G2M cell cycle arrest was observed after a 16-h
exposure to everolimus (1 nM), with a 19% increased ratio of cells
in the G2M phase (32–39%). The G2M arrest continued until 72 h
after exposure (Fig. 3).
An additive effect of everolimus onto the
cytotoxicity of paclitaxel was demonstrated at a dose of 1 nM.

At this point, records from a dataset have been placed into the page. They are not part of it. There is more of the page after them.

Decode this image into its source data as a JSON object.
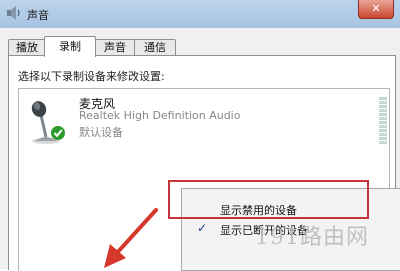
{
  "window": {
    "title": "声音",
    "close_label": "✕"
  },
  "tabs": [
    {
      "label": "播放",
      "active": false
    },
    {
      "label": "录制",
      "active": true
    },
    {
      "label": "声音",
      "active": false
    },
    {
      "label": "通信",
      "active": false
    }
  ],
  "panel": {
    "instruction": "选择以下录制设备来修改设置:"
  },
  "device": {
    "name": "麦克风",
    "description": "Realtek High Definition Audio",
    "status": "默认设备",
    "icon": "microphone-icon",
    "badge_icon": "default-check-icon",
    "badge_color": "#2e9a2e"
  },
  "context_menu": {
    "items": [
      {
        "label": "显示禁用的设备",
        "checked": false
      },
      {
        "label": "显示已断开的设备",
        "checked": true
      }
    ]
  },
  "annotations": {
    "highlight_color": "#c8323a",
    "arrow_color": "#d6372b"
  },
  "watermark": "191路由网"
}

There was a 32% decrease in cell viability following exposure of
OCUT-2 cells to 1 nM of paclitaxel in the presence of 1 nM of
everolimus compared to paclitaxel alone. The additive effect of
everolimus was more pronounced when it was administered prior to
paclitaxel exposure (Fig. 4).
Discussion
Conventionally, ATC has been managed with a
multimodal therapeutic approach by combining surgery, chemotherapy
and external beam radiation. However, the effect of these
approaches is limited due to the highly aggressive nature of the
tumor and rapid acquisition of resistance to treatment. To overcome
this resistance, molecular-targeted approaches have been applied as
a possible novel therapeutic strategy. To date, there has been some
success in managing this disease (4–6). EGFR is a
well known cell membranous receptor and has been reported to be
highly expressed in ATC cells (10).
Thus, we attempted to manage the disease by inhibiting the kinase
activity of EGFR by gefitinib in a previous study and demonstrated
the significant efficacy of this TKI in inhibiting cancer cell
growth. In the ACT-1 cell line, the cell-proliferating signal
through EGFR to mitogen-activated protein kinase kinase (MEK) was
clearly inhibited by gefinitib (7).
Furthermore, this significant effect was not observed in OCUT-2, a
cell line exhibiting a lower level of EGFR expression.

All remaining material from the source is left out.